Chamber hosts luncheon panel on local government

Pictured from left to right: Clermont County Auditor Linda Fraley, Commissioner Ed Humphrey, and Kevin Malof, who acted as a moderator for the panel discussion on local government, Aug. 18, 2017.

By Brett Milam

The Clermont County Chamber of Commerce hosted a Legislative Luncheon on Aug. 18 featuring a panel to discuss the ins and outs of local government.

Pictured from left to right: Clermont County Auditor Linda Fraley, Commissioner Ed Humphrey, and Kevin Malof, who acted as a moderator for the panel discussion on local government, Aug. 18, 2017.

Clermont County Commissioner Ed Humphrey and County Auditor Linda Fraley answered questions from Kevin Malof. Commissioner David Painter was originally slated for the event, but had to back out at the last minute.

Malof said the panel discussion was not intended to be a “gotcha” session, but about learning how local government operates and impacts residents in the county; the panelists also had the questions sent to them in advance.

Senator Joe Uecker, State Representative John Becker, a delegation from Governor John Kasich’s Office and lobbyists and leaders from local and national businesses were on hand for the panel discussion.

Additionally, the presenting series sponsor was Dynergy-Zimmer, with silver sponsors AT&T Ohio and Mercy Health-Clermont Hospital also present.

Representatives from each also introduced the two panelists. AT&T Ohio’s representative acted as the emcee of the event.

The first section of the discussion was devoted to just getting the audience familiar with who Humphrey and Fraley are; then delving into what each does in their role as commissioner and auditor, respectively.

Humphrey had an unlikely beginning: He was a singer in high school and continued doing it through college, which parlayed itself into being a business manager for the glee club. After that, Humphrey was with Procter & Gamble for 28 years before retiring to volunteer with the fire department in Miamiville.

“If there’s anything I could say, ‘What can you take away?’ Do more than you’re asked to do in the position you’re in,” Humphrey said. “That’s really how I’ve managed my entire career.”

As for Fraley, she comes from a family of nine, which meant a lot of struggle, but also a lot of teamwork.
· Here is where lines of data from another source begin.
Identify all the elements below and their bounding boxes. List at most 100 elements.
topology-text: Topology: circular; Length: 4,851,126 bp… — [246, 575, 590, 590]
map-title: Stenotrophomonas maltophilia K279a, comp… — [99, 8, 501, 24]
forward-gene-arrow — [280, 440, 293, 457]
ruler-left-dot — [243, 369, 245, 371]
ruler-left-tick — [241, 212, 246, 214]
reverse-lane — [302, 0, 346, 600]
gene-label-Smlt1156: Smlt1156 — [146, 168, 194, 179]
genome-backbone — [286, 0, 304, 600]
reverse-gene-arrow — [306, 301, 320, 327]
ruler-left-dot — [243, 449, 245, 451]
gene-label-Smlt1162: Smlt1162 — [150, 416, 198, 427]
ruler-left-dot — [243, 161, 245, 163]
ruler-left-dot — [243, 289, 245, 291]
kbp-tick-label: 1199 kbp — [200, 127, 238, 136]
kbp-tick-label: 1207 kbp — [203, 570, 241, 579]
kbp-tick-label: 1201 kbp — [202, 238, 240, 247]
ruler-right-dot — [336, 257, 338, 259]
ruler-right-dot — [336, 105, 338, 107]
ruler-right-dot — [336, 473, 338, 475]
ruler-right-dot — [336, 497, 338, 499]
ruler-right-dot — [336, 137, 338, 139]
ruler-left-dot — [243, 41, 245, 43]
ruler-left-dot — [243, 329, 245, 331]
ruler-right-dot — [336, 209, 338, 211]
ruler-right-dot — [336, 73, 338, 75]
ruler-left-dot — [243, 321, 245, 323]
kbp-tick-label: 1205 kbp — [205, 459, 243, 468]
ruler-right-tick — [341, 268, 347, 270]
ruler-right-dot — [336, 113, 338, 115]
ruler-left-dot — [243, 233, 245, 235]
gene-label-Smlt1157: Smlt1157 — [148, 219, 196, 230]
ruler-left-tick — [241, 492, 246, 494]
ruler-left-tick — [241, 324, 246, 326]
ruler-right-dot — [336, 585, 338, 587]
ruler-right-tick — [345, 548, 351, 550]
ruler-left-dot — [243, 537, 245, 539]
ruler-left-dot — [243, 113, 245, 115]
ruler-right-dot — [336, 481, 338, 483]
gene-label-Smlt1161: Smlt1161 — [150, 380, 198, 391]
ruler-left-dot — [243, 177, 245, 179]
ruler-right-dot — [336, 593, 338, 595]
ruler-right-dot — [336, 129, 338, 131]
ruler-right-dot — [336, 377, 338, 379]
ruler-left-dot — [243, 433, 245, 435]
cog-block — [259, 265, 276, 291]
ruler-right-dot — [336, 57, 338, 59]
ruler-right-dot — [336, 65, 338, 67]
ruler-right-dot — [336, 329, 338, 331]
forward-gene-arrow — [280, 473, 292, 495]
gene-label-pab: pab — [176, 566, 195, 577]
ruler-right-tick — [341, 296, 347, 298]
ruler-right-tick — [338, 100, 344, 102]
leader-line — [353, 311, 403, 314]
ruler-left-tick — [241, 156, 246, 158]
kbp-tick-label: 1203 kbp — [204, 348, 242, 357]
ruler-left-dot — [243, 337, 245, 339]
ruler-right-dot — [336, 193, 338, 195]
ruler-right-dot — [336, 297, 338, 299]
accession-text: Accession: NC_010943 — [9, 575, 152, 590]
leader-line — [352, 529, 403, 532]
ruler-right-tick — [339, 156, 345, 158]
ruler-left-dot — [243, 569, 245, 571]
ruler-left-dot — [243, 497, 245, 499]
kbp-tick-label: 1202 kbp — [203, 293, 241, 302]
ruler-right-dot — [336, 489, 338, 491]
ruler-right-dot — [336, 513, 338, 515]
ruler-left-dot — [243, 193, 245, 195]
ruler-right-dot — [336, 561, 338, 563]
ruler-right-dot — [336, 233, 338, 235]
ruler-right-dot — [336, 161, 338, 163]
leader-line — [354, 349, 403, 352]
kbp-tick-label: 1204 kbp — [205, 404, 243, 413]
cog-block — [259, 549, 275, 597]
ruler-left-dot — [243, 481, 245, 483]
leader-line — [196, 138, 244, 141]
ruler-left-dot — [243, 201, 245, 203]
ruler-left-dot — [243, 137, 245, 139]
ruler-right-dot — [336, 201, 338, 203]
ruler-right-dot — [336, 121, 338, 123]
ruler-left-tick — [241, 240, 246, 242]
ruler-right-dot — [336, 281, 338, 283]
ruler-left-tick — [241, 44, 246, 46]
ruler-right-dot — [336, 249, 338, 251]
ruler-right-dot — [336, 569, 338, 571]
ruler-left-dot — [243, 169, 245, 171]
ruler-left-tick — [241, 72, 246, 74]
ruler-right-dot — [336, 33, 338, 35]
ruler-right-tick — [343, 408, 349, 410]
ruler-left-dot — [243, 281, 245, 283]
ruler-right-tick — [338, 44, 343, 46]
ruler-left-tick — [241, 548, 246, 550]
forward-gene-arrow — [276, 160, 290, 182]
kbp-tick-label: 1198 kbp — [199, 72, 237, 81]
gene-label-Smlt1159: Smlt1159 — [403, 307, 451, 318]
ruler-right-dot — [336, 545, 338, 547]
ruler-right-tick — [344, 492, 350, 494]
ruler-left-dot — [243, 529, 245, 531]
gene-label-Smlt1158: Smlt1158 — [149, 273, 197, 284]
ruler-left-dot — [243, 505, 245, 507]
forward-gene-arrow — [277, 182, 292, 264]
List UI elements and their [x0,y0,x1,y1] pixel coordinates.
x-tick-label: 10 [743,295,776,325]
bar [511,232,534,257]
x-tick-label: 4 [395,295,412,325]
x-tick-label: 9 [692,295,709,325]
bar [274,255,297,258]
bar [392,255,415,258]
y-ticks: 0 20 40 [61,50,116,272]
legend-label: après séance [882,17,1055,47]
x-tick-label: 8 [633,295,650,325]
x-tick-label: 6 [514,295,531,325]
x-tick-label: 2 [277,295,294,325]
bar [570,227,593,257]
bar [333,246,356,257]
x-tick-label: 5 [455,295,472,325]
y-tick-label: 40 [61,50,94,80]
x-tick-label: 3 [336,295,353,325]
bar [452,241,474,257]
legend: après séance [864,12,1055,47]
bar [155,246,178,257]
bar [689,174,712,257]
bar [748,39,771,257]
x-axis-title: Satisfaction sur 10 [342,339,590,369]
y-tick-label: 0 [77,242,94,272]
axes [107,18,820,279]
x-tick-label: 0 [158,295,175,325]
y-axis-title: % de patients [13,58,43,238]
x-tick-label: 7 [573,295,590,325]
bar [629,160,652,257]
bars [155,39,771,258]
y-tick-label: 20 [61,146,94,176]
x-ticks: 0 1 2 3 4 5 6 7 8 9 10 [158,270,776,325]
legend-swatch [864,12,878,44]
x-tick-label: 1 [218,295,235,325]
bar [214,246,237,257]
Her mother also didn’t think college was a thing for girls to do, but Fraley did it and eventually opened her own hairdressing business at 19 with nine employees under her.

“It sure teaches you management skills,” she said. “Time management is very important.”

Fraley said the hardest part about campaigning for auditor: Nobody knew what an auditor did.

“I want to be part of the solution, not part of the problem,” Fraley said.

To that, Fraley said one of her biggest accomplishments was putting together a comprehensive website so that people could “go in there and see exactly our responsibilities.”

Her ultimate claim to fame, however, is being the “gas pump lady,” Fraley said. But the auditor’s office also sells dog licenses and vendors licenses.

“The biggest thing we can do for businesses is try to control our costs, all government costs,” she said. “So that they will enjoy working and having businesses in this county.”

Humphrey said the commissioners are a “busy group.” The job entails overseeing a plethora of governmental services and operations: Appropriations, Department of Jobs and Family Services, Water Resources, 911 dispatch, Building Inspection Department, authorizing annexations and many more.

“The biggest thing I think we’re doing in Clermont County is the Transportation Improvement District,” Humphrey said. “Which is a group that looks at projects and I think economic development starts with highways to get goods in and out; to get residents to and from their work again and the Transportation Improvement District for the last nine years has been working hard on that.”

Business also runs at the “speed of light” compared to government, which runs at the “speech of molasses,” Humphrey said. But he said they’re working on that.

Fraley said the stereotype is that government people think business people don’t have money issues; they have all the money they need and business people think government people are lazy and inefficient, but she said neither of those stereotypes are true.

“Build your resume,” Fraley said, if you’re trying to seek political office. “Do you have a real fire in the belly for this? It’s even harder on the families than it is on you.”

The panel came to a conclusion with the question, “What keeps you up at night?”

Humphrey choked up with his answer, talking about terrorism keeping him up at night.

“Because I was a fire chief and Clermont County was one of the first counties to put in domestic terrorism in our plan,” Humphrey said, of which he was a part of putting that in the plan. “Now we see it everywhere, including here [in the United States] and there’s lots of things going on in Clermont County that someone could decide they want to be a copycat and drive a truck down a street.”

Fraley said’s answer was informed by her husband dying unexpectedly two years ago.

“I learned from that situation to not fear what you don’t know and to just use each day as you possibly can and do the best and it’s really helped me to sleep better at night,” she said. “I turn it over to God and realize I can’t please everyone. I learned from that position to not be paralyzed by fear.”